Elizabeth “Coach” Scala, an RN and owner of Living Sublime Wellness, recently blogged about nutrition and healthfulness for The Nerdy Nurse. We love what she had to say! Check out her advice below:
We’re so busy we barely have time to eat. Eating healthy isn’t just about nutritious foods. Healthy intake and how we actually experience the meal may matter even more.
Did you know that there’s more that goes into eating healthy than just the food itself? And we easily succumb to “bad food choices” when we are unconscious during a meal. So what’s this issue all about? What is the problem we as nurses face with eating…that has nothing to do with food?
We’re all so busy!
We have no time to eat. And quite frankly, food marketers have made it easy for us to live this way. There are vending machines, drive-thrus and coffee stands all over the place that enable us to grab-and-go. I see it every day: Nurses bring lunch to meetings, skip meals, or eat standing up, in between patients, while checking orders. My own boss says to me, “Let me just have a bite of this sandwich and we can head off to that meeting…” leaving the rest to finish off later.

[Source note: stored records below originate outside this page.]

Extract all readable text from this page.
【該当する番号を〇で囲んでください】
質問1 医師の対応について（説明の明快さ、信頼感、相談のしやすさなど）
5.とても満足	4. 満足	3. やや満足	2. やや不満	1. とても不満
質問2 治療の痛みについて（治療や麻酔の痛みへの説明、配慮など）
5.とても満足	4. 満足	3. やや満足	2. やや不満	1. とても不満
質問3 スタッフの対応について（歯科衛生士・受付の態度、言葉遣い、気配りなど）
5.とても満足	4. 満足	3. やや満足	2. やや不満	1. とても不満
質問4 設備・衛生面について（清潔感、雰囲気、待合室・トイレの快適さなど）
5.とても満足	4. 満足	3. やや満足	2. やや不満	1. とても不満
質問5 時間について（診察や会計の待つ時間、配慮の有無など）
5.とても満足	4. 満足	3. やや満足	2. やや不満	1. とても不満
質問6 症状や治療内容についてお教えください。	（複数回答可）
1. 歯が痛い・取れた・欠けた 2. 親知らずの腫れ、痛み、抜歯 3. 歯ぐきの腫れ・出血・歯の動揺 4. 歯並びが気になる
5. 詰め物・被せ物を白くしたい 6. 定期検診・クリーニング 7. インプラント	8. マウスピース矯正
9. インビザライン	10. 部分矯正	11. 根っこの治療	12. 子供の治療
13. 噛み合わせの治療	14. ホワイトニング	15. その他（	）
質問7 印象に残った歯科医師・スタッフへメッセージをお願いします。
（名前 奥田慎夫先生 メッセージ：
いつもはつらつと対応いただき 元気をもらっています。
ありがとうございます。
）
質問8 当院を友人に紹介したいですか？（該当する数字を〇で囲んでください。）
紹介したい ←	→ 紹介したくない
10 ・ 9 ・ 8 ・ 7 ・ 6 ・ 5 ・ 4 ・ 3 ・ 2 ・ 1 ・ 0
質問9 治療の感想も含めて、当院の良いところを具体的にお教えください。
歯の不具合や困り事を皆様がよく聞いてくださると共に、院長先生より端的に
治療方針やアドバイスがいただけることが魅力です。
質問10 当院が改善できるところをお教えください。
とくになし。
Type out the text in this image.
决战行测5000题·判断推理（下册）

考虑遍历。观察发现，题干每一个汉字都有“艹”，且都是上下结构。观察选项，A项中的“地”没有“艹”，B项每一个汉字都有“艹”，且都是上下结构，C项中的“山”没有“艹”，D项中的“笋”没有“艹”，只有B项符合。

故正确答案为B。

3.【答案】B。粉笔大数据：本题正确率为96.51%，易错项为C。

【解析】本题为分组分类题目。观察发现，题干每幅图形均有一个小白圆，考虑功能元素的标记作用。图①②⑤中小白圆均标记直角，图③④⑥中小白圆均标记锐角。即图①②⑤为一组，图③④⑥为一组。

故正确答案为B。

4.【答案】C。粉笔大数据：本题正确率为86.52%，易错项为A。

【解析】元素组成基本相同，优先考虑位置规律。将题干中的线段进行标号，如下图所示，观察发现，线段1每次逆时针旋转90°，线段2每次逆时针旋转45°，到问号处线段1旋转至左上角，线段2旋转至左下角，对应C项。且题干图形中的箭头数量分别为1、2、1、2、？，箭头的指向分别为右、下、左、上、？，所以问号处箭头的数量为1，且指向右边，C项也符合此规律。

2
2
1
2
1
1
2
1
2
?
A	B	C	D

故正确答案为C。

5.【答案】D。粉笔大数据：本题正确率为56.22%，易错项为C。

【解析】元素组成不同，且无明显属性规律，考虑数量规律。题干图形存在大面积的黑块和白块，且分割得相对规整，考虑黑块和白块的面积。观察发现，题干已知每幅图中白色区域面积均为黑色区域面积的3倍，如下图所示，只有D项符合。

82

What does mindful eating look like? How is it done? Well, here’s a quick video that I created on mindful eating, but I also want to share with you some other components for you to ponder today:
Eliminate Distractions. Turn off the radio, the TV, the internet. Log off of email, Facebook, or YouTube for a moment. Put down the book, magazine, homework or nursing journal. Eat your meal in a quiet, calm and peaceful space.
Slow Down. As you eat, make sure you are breathing. Put down the fork; it’s not a shovel. Completely chew your food. Between bites and swallows, take breaks. Allow the oxygen to help you with the digestion process.
Create a Ritual. In the past, our ancestors sat down for meals, created ceremony around them, dressed up, washed up, and eating was seen as ritual. Notice how you eat and start to reflect on your own habits. Who do you usually eat with? Do you typically do anything else during your meals? How does your food taste? Do you enjoy your food? What did you think when you eat? Notice your mood when you come to a meal. How do you usually decide you’re done eating? How do you usually feel after your meals?
These are just some of my suggestions. You may even come up with more of your own. The point is to minimize–as best you can–the eating in the car, on-the-go, standing up, or between patients type of lifestyle. Be present for the eating experience. Enjoy and taste the food.